Au Burkina Faso et au Mali où, malgré un deuxième cas, l’épidémie ne semble pas s’être installée, les messages auprès de la population doivent porter en priorité sur la prévention:

– sur la réduction des risques de transmission entre les animaux (chauve souris / singes-primates) et l’homme par la manipulation des animaux avec des gants, par le port des vêtements de protection, par  la cuisson rigoureuse du sang et de la viande. Là encore, les personnels des ONG doivent éviter tout contact avec les animaux, même les animaux de ferme tels que les cochons.

 

– sur la réduction des risques  de transmission interhumaine à travers des contacts directs ou contacts avec des liquides biologiques par le port des gants et des équipements de protection individuelle à usage unique. Le lavage des mains doit être systématique mais il faut rappeler qu’il n’est pas suffisant pour les personnels soignants confrontés aux cas suspects et cas possibles. En effet, il est recommandé d’utiliser les équipements de protection individuelle  et les équipements de protection individuels renforcés. Ces équipements individuels sont à usage unique. Le cadre logistique doit donc être particulièrement étudié et planifié pour faire parvenir en temps et en heure les kits référencés (comprenant masque, double paire de gants nitrile, combinaison…). Il est aussi indispensable de rappeler ici que les cas européens ont été infectés lors du déshabillage des personnels. Il faut donc insister auprès de nos collaborateurs et des personnels soignants de  terrain sur le respect strict de la procédure de déshabillage (on se référera utilement une nouvelle fois au site de l’OMS).

 

– sur l’endiguement de l’épidémie par une inhumation rapide sans manipulation de corps et par des équipes spécialisées, par l’identification et le suivi de l’état pendant 21 jours des personnes ayant été en contact avec une personne infectée (des discussions sont en cours pour passer cette période à 30 jours), par une bonne hygiène et le maintien d’un environnement propre et la séparation des sujets sains/malades.

La non manipulation des personnes décédées est essentielle, les corps des personnes décédées présentant un risque contagieux beaucoup plus élevé que ceux des personnes malades.

La séparation des sujets sains/malades est très délicate d’un point de vue pratique et psychologique pour les patients mais doit être menée de façon stricte. La connaissance précise de la catégorisation est essentielle. Cela permettra aussi d’expliquer aux personnes isolées qu’elles ne sont pas destinées à une contamination certaine.

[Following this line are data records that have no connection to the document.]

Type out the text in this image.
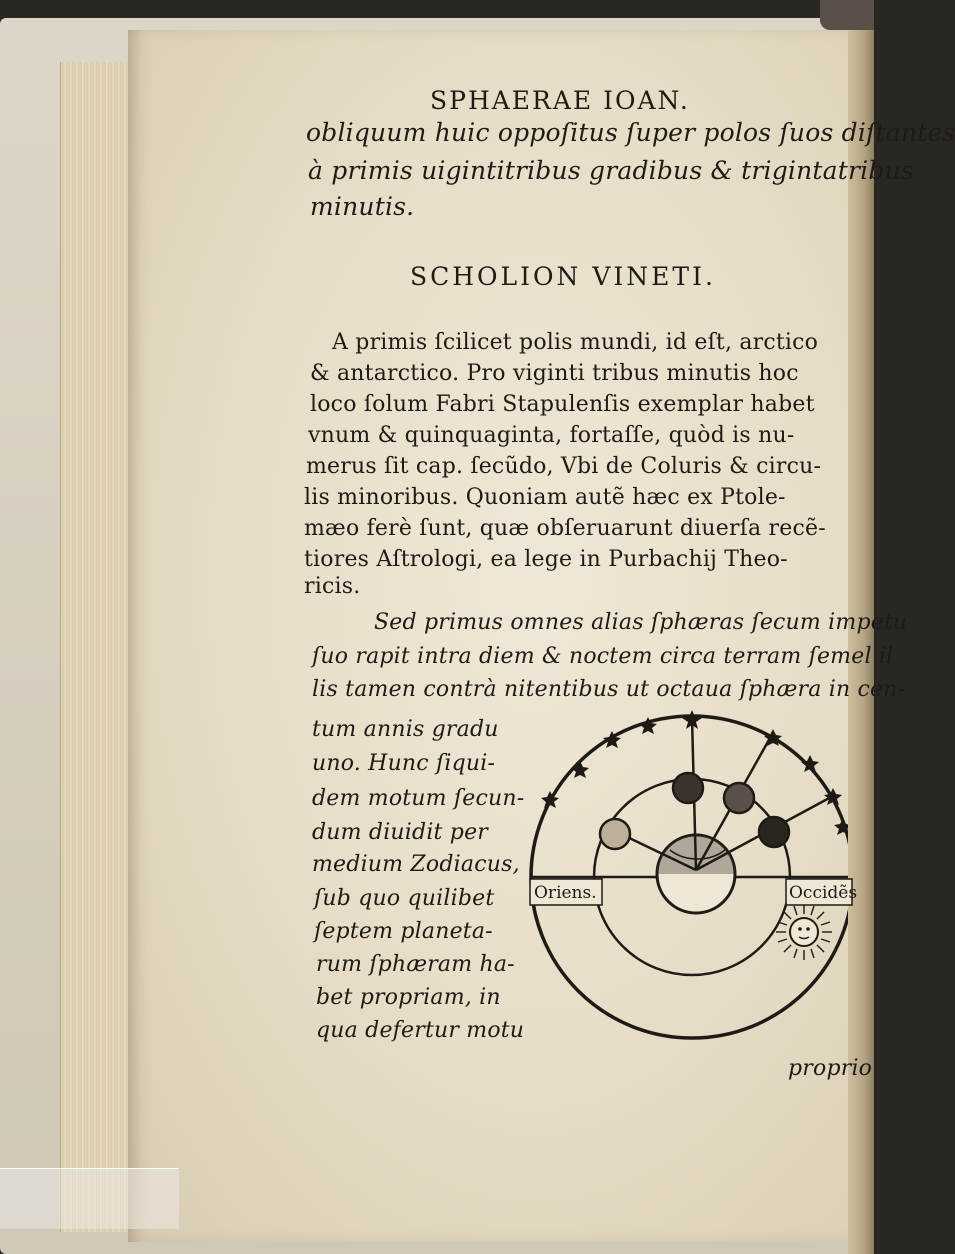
SPHAERAE IOAN.

obliquum huic oppoſitus ſuper polos ſuos diſtantes

à primis uigintitribus gradibus & trigintatribus

minutis.

SCHOLION VINETI.

A primis ſcilicet polis mundi, id eſt, arctico

& antarctico. Pro viginti tribus minutis hoc

loco ſolum Fabri Stapulenſis exemplar habet

vnum & quinquaginta, fortaſſe, quòd is nu-

merus ſit cap. ſecũdo, Vbi de Coluris & circu-

lis minoribus. Quoniam autẽ hæc ex Ptole-

mæo ferè ſunt, quæ obſeruarunt diuerſa recẽ-

tiores Aſtrologi, ea lege in Purbachij Theo-

ricis.

Sed primus omnes alias ſphæras ſecum impetu

ſuo rapit intra diem & noctem circa terram ſemel il

lis tamen contrà nitentibus ut octaua ſphæra in cen-

tum annis gradu

uno. Hunc ſiqui-

dem motum ſecun-

dum diuidit per

medium Zodiacus,

ſub quo quilibet

ſeptem planeta-

rum ſphæram ha-

bet propriam, in

qua defertur motu

proprio

Oriens.	Occidẽs
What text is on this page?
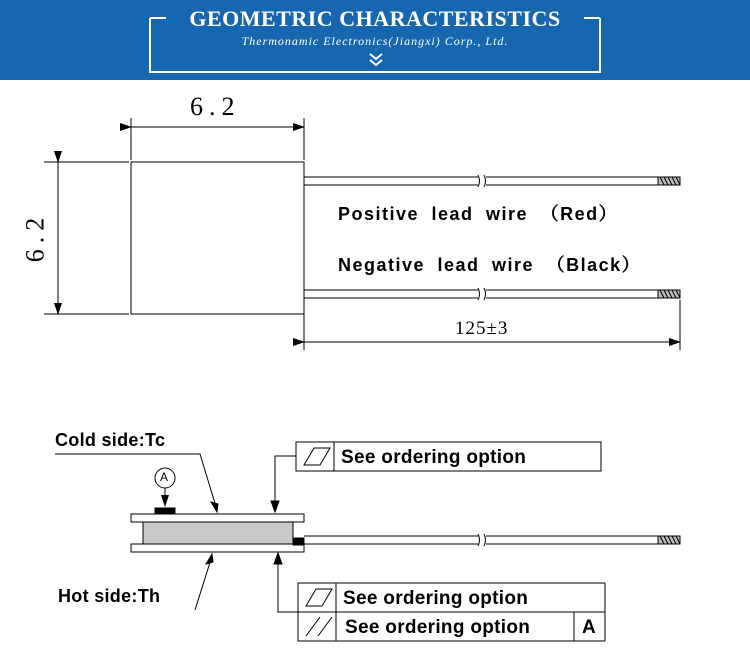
GEOMETRIC CHARACTERISTICS
Thermonamic Electronics(Jiangxi) Corp., Ltd.
6.2
6.2
125±3
Positive lead wire （Red）
Negative lead wire （Black）
Cold side:Tc
Hot side:Th
A
See ordering option
See ordering option
See ordering option	A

Pour rappel, voici  la définition des différents cas  (là encore des mises à jour doivent être consultées très régulièrement):

1/ Cas suspect : Un cas suspect est défini comme toute personne présentant, dans un délai de 21 jours après son retour de la zone à  risque 2, une fièvre ≥ 38°C.

2/ Cas possible : Toute personne présentant, dans un délai de 21 jours après son retour de la zone a risque 2, une fièvre ≥ 38°C  et pour laquelle une exposition à risque avérée a pu être établie dans un délai de 21 jours avant le début des symptômes ou qui présente une forme clinique grave incluant des signes hémorragiques.

3/ Cas confirmé : Toute personne avec une confirmation biologique d’infection au virus Ebola

4/ Cas exclu : Un cas est exclu s’il ne répond pas à la définition de cas suspect ou si un diagnostic négatif d’infection a été établi par le CNR.)

 

Les acteurs sur le terrain devraient donc essayer de contacter et convaincre au préalable les autorités traditionnelles et religieuses pour obtenir leur consentement formel. La population doit être prête à suivre les mesures d’isolation et surtout éviter toute inhumation traditionnelle qui entrainerait une  manipulation des corps. Ces dispositions d’information doivent être réalisées en amont dans l’ensemble des zones à risques afin de pouvoir contrer les obstacles psychologiques aux mesures nécessaires à l’endiguement de l’épidémie.

 

Finalement, malgré la gravité du sujet de cet article et dans le cadre de mes recherches épidémiologiques dans les pays du Sahel, je tiens à rappeler que la maladie à virus Ebola est loin d’être l’épidémie actuelle la plus répandue. Le paludisme touche aujourd’hui plus de 600 000 personnes (ce qui pose d’ailleurs un réel problème dans la prévention et le diagnostic). D’autre part, les efforts constants pour la lutte contre le sida ne doivent pas non plus se relâcher.